When a provider like LV=, with all its technological innovation, cannot implement personalised underwriting processes to assess exactly how risky I am, as a 40-something non-smoker with no family history of anything nasty, then something has to be wrong with the way buying cover works. 

When a provider has to resort to looking at things that happened in 2017 in order to find a reason not to insure you, there has to be something wrong.

And these are minor things which have been resolved or which the GP themselves (bless them) have written to confirm have resolved themselves with no further symptoms.

We always talk about the protection gap and lament the fact more people do not have income protection.

This is why.

It has proved nigh-on impossible for someone like me, with never so much as a broken bone, who has a healthy lifestyle and family members with good health, to get IP.

I understand underwriting. I understand medical risk assessments. But I do not understand why written explanations from my GP carry no weight with insurers' medical teams. 

We have been trying for several months now. Or, rather, my broker has been trying. And they're amazing at their job; it seems, finally, they have been able to find decent cover. 

But it was a big, fat no from LV. It was a 'maybe try again in April' from The Exeter. It was possible from others, but without certain things such as the 12-month deferred period - or without exorbitant premiums. 

Small wonder some consumers feel they have to hide things from the provider in order to get cover in the first place. 

No wonder why they just give up and do not get cover at all. 

If this can happen to someone like me, who actually knows about insurance and stuff, then what hope does the ordinary punter have?

Perhaps providers can just stop sending me surveys about how lamentable it is that there is an income protection gap in the UK. Perhaps they should also stop berating advisers for not promoting protection enough.

Instead, maybe start rethinking about your underwriting processes.
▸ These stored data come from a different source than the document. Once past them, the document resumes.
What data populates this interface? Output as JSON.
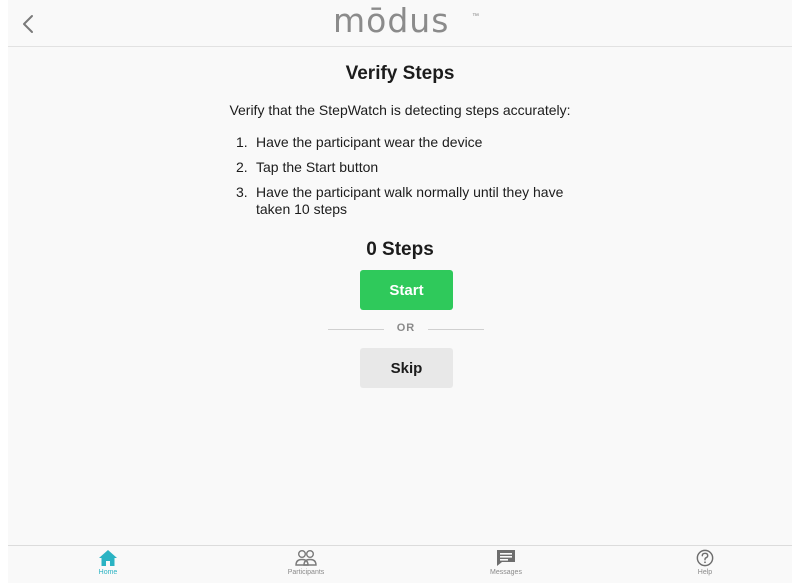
{
  "header": {
    "logo_text": "mōdus",
    "logo_tm": "™",
    "back_icon": "chevron-left-icon"
  },
  "main": {
    "title": "Verify Steps",
    "intro": "Verify that the StepWatch is detecting steps accurately:",
    "steps": [
      {
        "num": "1.",
        "text": "Have the participant wear the device"
      },
      {
        "num": "2.",
        "text": "Tap the Start button"
      },
      {
        "num": "3.",
        "text": "Have the participant walk normally until they have taken 10 steps"
      }
    ],
    "step_count": "0 Steps",
    "start_label": "Start",
    "or_label": "OR",
    "skip_label": "Skip"
  },
  "tabbar": {
    "tabs": [
      {
        "label": "Home",
        "icon": "home-icon",
        "active": true
      },
      {
        "label": "Participants",
        "icon": "participants-icon",
        "active": false
      },
      {
        "label": "Messages",
        "icon": "messages-icon",
        "active": false
      },
      {
        "label": "Help",
        "icon": "help-icon",
        "active": false
      }
    ]
  },
  "colors": {
    "accent": "#2ab3c3",
    "start_button": "#2fc95b",
    "skip_button": "#e8e8e8",
    "background": "#f9f9f9"
  }
}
As Oliver Werneyer, chief executive of Imburse has said, insurance underwriting needs to be better personalised.

The technology exists. The Big Data exists. It's just the corporate willpower that seems to be lacking to implement these in a way that actually benefits consumers.
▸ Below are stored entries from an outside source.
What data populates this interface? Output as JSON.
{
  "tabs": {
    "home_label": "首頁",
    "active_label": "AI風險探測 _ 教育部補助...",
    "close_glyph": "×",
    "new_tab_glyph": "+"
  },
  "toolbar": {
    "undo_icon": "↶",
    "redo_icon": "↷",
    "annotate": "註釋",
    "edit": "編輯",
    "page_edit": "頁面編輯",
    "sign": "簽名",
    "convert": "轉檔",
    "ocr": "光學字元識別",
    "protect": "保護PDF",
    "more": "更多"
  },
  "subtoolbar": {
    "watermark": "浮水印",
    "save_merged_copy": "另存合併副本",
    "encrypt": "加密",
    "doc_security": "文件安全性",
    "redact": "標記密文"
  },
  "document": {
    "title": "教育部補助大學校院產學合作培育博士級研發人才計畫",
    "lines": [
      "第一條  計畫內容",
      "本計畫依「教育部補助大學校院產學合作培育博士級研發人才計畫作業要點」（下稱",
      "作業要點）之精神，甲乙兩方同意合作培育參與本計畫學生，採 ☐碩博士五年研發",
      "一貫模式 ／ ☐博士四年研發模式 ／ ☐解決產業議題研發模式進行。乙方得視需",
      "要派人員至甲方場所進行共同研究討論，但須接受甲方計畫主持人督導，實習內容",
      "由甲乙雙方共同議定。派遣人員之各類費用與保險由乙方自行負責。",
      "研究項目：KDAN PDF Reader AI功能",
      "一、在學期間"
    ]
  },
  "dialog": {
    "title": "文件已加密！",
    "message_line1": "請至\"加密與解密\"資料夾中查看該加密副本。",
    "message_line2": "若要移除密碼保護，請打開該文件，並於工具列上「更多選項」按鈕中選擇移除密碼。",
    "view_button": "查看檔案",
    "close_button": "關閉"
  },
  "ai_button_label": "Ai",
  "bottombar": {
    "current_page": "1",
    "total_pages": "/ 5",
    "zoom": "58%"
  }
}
He says: "People’s needs are quite diverse and, in most situations, cannot be distilled down into one or two insurance products from a specific line of insurance business.
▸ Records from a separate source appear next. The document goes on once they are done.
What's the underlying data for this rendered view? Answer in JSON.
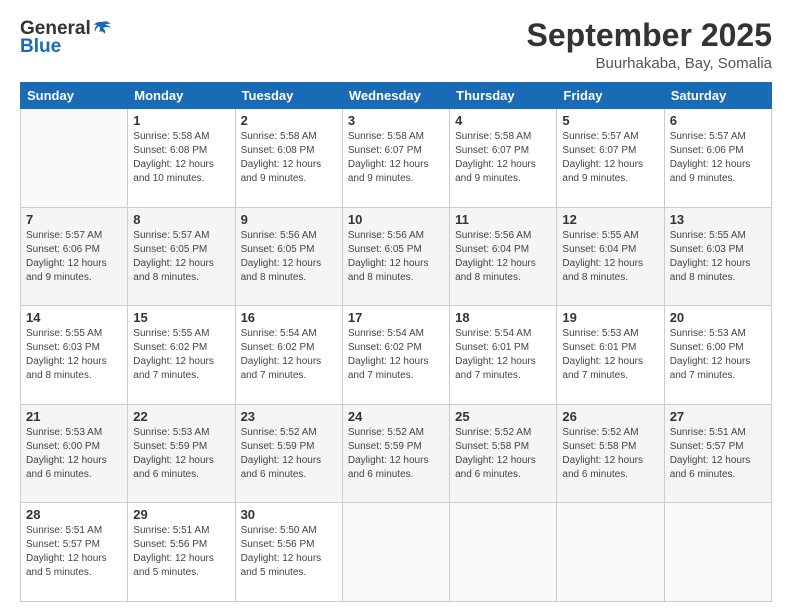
{
  "logo": {
    "line1": "General",
    "line2": "Blue",
    "icon": "▶"
  },
  "header": {
    "title": "September 2025",
    "subtitle": "Buurhakaba, Bay, Somalia"
  },
  "weekdays": [
    "Sunday",
    "Monday",
    "Tuesday",
    "Wednesday",
    "Thursday",
    "Friday",
    "Saturday"
  ],
  "days": [
    {
      "date": "",
      "info": ""
    },
    {
      "date": "1",
      "info": "Sunrise: 5:58 AM\nSunset: 6:08 PM\nDaylight: 12 hours\nand 10 minutes."
    },
    {
      "date": "2",
      "info": "Sunrise: 5:58 AM\nSunset: 6:08 PM\nDaylight: 12 hours\nand 9 minutes."
    },
    {
      "date": "3",
      "info": "Sunrise: 5:58 AM\nSunset: 6:07 PM\nDaylight: 12 hours\nand 9 minutes."
    },
    {
      "date": "4",
      "info": "Sunrise: 5:58 AM\nSunset: 6:07 PM\nDaylight: 12 hours\nand 9 minutes."
    },
    {
      "date": "5",
      "info": "Sunrise: 5:57 AM\nSunset: 6:07 PM\nDaylight: 12 hours\nand 9 minutes."
    },
    {
      "date": "6",
      "info": "Sunrise: 5:57 AM\nSunset: 6:06 PM\nDaylight: 12 hours\nand 9 minutes."
    },
    {
      "date": "7",
      "info": "Sunrise: 5:57 AM\nSunset: 6:06 PM\nDaylight: 12 hours\nand 9 minutes."
    },
    {
      "date": "8",
      "info": "Sunrise: 5:57 AM\nSunset: 6:05 PM\nDaylight: 12 hours\nand 8 minutes."
    },
    {
      "date": "9",
      "info": "Sunrise: 5:56 AM\nSunset: 6:05 PM\nDaylight: 12 hours\nand 8 minutes."
    },
    {
      "date": "10",
      "info": "Sunrise: 5:56 AM\nSunset: 6:05 PM\nDaylight: 12 hours\nand 8 minutes."
    },
    {
      "date": "11",
      "info": "Sunrise: 5:56 AM\nSunset: 6:04 PM\nDaylight: 12 hours\nand 8 minutes."
    },
    {
      "date": "12",
      "info": "Sunrise: 5:55 AM\nSunset: 6:04 PM\nDaylight: 12 hours\nand 8 minutes."
    },
    {
      "date": "13",
      "info": "Sunrise: 5:55 AM\nSunset: 6:03 PM\nDaylight: 12 hours\nand 8 minutes."
    },
    {
      "date": "14",
      "info": "Sunrise: 5:55 AM\nSunset: 6:03 PM\nDaylight: 12 hours\nand 8 minutes."
    },
    {
      "date": "15",
      "info": "Sunrise: 5:55 AM\nSunset: 6:02 PM\nDaylight: 12 hours\nand 7 minutes."
    },
    {
      "date": "16",
      "info": "Sunrise: 5:54 AM\nSunset: 6:02 PM\nDaylight: 12 hours\nand 7 minutes."
    },
    {
      "date": "17",
      "info": "Sunrise: 5:54 AM\nSunset: 6:02 PM\nDaylight: 12 hours\nand 7 minutes."
    },
    {
      "date": "18",
      "info": "Sunrise: 5:54 AM\nSunset: 6:01 PM\nDaylight: 12 hours\nand 7 minutes."
    },
    {
      "date": "19",
      "info": "Sunrise: 5:53 AM\nSunset: 6:01 PM\nDaylight: 12 hours\nand 7 minutes."
    },
    {
      "date": "20",
      "info": "Sunrise: 5:53 AM\nSunset: 6:00 PM\nDaylight: 12 hours\nand 7 minutes."
    },
    {
      "date": "21",
      "info": "Sunrise: 5:53 AM\nSunset: 6:00 PM\nDaylight: 12 hours\nand 6 minutes."
    },
    {
      "date": "22",
      "info": "Sunrise: 5:53 AM\nSunset: 5:59 PM\nDaylight: 12 hours\nand 6 minutes."
    },
    {
      "date": "23",
      "info": "Sunrise: 5:52 AM\nSunset: 5:59 PM\nDaylight: 12 hours\nand 6 minutes."
    },
    {
      "date": "24",
      "info": "Sunrise: 5:52 AM\nSunset: 5:59 PM\nDaylight: 12 hours\nand 6 minutes."
    },
    {
      "date": "25",
      "info": "Sunrise: 5:52 AM\nSunset: 5:58 PM\nDaylight: 12 hours\nand 6 minutes."
    },
    {
      "date": "26",
      "info": "Sunrise: 5:52 AM\nSunset: 5:58 PM\nDaylight: 12 hours\nand 6 minutes."
    },
    {
      "date": "27",
      "info": "Sunrise: 5:51 AM\nSunset: 5:57 PM\nDaylight: 12 hours\nand 6 minutes."
    },
    {
      "date": "28",
      "info": "Sunrise: 5:51 AM\nSunset: 5:57 PM\nDaylight: 12 hours\nand 5 minutes."
    },
    {
      "date": "29",
      "info": "Sunrise: 5:51 AM\nSunset: 5:56 PM\nDaylight: 12 hours\nand 5 minutes."
    },
    {
      "date": "30",
      "info": "Sunrise: 5:50 AM\nSunset: 5:56 PM\nDaylight: 12 hours\nand 5 minutes."
    },
    {
      "date": "",
      "info": ""
    },
    {
      "date": "",
      "info": ""
    },
    {
      "date": "",
      "info": ""
    },
    {
      "date": "",
      "info": ""
    }
  ]
}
"It needs to be more than just one product. The average consumer does not think in product lines or cover types; they think about themselves and their needs."

But while these providers, in my case, take their time to assess whether I pose the risk of all my bones and joints suddenly imploding or bulging hernias spontaneously breaking out all over my body, I remain uninsured.

As a result, my infant son remains unprotected should I end up getting paralysed by a bus on my way home from dropping off Christmas gifts.

So yeah, when you ask me what I wish for in 2022, I simply hope that I do not get seriously sick.